In both case your struct is correctly allocated. The main difference will be on performances. It's far more performant to allocate on the stack but you can't do dynamic allocation. To do so you need to use malloc.
So, some times, you have to use malloc but try to avoid mallocing a lot if you want to do a high performance application.
Is that clear enough? :)
In alternative 1, the caller would allocate table but your function would allocate the contents thereof, which is not always a good idea in terms of memory management. Alternative 2 keeps all allocations in the same place.

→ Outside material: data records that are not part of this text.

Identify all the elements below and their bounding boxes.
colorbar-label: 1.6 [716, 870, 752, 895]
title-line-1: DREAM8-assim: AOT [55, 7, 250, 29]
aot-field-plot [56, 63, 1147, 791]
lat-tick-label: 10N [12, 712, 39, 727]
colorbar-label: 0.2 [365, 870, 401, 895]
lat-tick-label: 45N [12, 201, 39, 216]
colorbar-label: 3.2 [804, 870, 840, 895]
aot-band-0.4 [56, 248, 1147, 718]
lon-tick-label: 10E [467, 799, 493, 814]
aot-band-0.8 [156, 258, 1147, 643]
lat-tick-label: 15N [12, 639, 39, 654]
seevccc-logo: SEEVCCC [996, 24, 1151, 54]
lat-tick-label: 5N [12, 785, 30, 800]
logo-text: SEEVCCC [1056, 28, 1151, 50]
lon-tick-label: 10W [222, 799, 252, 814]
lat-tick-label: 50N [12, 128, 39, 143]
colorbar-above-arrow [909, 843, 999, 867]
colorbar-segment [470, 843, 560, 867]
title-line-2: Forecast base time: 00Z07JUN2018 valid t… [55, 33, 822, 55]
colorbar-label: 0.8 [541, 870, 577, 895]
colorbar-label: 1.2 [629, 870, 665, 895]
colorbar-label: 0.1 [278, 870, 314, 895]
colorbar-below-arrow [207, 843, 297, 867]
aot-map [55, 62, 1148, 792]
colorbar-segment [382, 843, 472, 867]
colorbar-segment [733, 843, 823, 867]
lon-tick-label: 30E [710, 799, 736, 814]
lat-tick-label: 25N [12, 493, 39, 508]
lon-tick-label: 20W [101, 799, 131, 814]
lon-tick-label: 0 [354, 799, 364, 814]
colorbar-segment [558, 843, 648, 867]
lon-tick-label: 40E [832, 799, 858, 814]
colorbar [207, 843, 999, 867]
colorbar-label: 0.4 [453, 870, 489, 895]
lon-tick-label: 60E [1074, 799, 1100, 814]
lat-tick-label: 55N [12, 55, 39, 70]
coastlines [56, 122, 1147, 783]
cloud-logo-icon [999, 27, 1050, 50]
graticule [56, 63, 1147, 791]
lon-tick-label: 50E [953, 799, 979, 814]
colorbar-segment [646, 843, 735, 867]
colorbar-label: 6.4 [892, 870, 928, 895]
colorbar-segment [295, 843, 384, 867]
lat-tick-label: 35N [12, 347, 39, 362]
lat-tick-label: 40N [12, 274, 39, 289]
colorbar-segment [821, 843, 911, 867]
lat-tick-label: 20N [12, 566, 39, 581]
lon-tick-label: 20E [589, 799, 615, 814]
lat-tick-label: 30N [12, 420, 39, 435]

As answered previously, the differences between the two alternatives is memory management. In alternative 1 you expect the caller to allocate the memory for table prior to the call; whereas, in alternative 2 just a pointer declaration is required to give you a place to put the memory after you've created it.
To question 2, the simple answer is that you are assigning a constant to the string. According to the following site the assignment is set up at compile time, not runtime.
http://publications.gbdirect.co.uk/c_book/chapter6/initialization.html
for question 2:
(*table)->items[0].key = "AAA";
actually puts "AAA" in read only parts of memory and char *key points to it, contents pointed by key cannot be changed.
(*table)->items[0].key[0]='a' gives and error
Here you can find further discussion about it.
What is the difference between char s[] and char *s?
The only difference is where the memory comes from -- local variables are typically on the stack whereas mallocs typically come from the heap.